Nas televisões, o alinhamento passa das imagens de pessoas desesperadas à procura de sobreviventes em Gaziantep, para as de soldados a carregar obuses prontos a matar pessoas inocentes em Bakhmut. Mesmo assim, por uns dias, a guerra brutal que a Rússia mantém em território alheio passa para segundo plano, como se fosse possível graduar a infelicidade ou interromper uma angústia para digerir outra. Como se não tivéssemos espaço afectivo para sofrer dobrado, empatia de sobra para abarcar em simultâneo tragédias singelas.
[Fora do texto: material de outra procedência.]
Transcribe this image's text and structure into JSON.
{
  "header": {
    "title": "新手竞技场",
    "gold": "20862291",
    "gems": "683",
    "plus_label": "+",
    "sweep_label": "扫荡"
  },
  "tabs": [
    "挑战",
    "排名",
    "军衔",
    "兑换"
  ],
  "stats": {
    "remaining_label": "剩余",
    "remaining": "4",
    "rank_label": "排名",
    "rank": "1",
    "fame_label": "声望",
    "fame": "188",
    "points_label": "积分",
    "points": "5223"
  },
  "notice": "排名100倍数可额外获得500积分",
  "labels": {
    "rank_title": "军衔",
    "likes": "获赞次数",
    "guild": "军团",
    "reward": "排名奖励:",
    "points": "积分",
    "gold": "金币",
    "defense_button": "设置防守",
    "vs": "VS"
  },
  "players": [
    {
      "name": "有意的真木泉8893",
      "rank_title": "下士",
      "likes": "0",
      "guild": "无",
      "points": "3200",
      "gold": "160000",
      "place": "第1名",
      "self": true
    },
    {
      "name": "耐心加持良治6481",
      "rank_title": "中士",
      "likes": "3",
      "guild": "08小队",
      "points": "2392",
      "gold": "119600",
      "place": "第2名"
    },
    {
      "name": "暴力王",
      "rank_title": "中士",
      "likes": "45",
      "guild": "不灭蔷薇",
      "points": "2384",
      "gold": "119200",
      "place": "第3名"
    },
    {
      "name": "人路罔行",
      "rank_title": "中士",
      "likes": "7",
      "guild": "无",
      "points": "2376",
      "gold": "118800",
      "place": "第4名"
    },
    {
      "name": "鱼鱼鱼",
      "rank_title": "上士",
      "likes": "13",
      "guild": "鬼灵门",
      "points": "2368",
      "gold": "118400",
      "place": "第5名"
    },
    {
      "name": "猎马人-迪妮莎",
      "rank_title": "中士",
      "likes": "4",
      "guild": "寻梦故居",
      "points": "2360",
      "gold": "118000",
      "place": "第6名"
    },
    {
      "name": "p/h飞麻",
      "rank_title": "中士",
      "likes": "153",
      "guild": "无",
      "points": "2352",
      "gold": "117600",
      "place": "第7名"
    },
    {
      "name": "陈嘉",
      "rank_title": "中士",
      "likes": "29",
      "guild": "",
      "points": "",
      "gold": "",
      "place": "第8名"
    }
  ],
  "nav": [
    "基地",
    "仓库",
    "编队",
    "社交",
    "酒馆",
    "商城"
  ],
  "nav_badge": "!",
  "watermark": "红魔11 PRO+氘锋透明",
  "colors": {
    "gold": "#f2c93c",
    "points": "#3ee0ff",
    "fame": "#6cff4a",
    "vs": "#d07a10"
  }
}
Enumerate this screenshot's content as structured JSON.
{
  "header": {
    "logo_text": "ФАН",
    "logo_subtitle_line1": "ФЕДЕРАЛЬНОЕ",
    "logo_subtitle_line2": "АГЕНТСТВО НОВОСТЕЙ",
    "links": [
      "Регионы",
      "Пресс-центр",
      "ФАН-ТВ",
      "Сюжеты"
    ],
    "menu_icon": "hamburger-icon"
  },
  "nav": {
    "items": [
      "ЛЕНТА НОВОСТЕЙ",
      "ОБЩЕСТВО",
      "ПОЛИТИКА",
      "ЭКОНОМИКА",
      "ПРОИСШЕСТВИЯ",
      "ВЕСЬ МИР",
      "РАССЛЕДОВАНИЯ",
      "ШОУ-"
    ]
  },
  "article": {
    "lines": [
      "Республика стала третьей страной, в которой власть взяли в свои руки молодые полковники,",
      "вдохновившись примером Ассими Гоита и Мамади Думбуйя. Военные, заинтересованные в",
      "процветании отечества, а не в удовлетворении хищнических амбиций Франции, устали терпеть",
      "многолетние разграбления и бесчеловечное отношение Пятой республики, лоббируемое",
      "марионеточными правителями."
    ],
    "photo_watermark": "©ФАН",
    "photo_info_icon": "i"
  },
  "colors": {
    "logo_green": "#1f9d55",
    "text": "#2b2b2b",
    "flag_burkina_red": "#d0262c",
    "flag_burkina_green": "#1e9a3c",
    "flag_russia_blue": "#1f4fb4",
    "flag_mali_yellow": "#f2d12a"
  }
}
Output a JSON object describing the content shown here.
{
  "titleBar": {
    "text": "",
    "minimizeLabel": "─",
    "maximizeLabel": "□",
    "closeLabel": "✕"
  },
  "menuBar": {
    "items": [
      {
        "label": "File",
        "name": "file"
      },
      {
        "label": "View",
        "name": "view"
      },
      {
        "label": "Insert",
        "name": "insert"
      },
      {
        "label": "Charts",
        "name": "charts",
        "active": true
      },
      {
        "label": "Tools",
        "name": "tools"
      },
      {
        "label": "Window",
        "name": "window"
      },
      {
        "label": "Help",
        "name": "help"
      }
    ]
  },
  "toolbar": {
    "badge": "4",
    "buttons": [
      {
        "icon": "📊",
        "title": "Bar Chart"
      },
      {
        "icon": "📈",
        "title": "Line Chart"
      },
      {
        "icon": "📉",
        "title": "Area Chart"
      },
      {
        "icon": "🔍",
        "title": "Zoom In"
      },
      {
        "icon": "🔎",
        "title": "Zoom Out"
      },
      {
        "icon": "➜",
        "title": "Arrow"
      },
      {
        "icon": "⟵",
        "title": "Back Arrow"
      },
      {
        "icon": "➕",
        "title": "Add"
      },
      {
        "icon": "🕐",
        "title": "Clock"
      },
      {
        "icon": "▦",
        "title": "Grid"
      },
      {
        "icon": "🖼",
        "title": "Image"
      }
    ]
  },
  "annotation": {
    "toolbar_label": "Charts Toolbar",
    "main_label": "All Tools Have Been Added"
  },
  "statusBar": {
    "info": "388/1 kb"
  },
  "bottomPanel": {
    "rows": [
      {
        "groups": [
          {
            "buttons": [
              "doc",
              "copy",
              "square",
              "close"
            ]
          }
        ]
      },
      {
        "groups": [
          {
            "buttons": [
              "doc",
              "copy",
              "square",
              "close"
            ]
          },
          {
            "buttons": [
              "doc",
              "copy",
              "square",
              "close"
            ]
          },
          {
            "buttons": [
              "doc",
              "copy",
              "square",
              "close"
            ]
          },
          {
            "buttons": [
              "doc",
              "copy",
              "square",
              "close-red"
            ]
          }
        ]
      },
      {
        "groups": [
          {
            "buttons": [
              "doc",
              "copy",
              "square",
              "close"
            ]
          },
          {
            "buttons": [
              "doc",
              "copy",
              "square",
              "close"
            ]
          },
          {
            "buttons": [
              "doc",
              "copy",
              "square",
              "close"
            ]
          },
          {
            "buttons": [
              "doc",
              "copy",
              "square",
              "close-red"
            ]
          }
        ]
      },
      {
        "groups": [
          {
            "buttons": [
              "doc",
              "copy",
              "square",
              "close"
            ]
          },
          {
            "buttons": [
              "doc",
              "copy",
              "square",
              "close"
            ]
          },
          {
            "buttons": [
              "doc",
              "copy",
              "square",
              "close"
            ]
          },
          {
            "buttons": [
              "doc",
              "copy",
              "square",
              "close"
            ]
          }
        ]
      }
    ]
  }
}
Desejava alhear-me deste incómodo.

Gostava de perorar sobre o renascimento de Chiquinho, a dimensão de André Almeida, a estreia de Chermiti, o humanismo de Sérgio Conceição, as agressões a árbitros em vários campos, as prisões preventivas de membros da quadrilha casual, a aldrabice financeira que sustenta o poder dos clubes dominantes do futebol europeu. Mas só me vem à cabeça o infeliz Christian Atsu, a vítima mais “próxima” do terramoto da Anatólia, cuja sobrevivência me ajudaria a procurar um sentido para as calamidades, quer as naturais, que os crentes aceitam como desígnios divinos, quer as criminosas, desencadeadas pela insanidade humana.

Passaram 24 horas sobre os terramotos da Turquia. Dentro de dias outra hecatombe absorverá a nossa comiseração social, a primavera fará subir os termómetros, um novo  evento desportivo despertará a nossa irracionalidade, alguém virá à pantalha virar a página com o horrível ditame “a vida continua”.

Enquanto escrevo, meios de informação credíveis, com a BBC, anunciam que Atsu foi encontrado vivo em Hatay. Como dizem, no futebol, “a vida é isto mesmo”.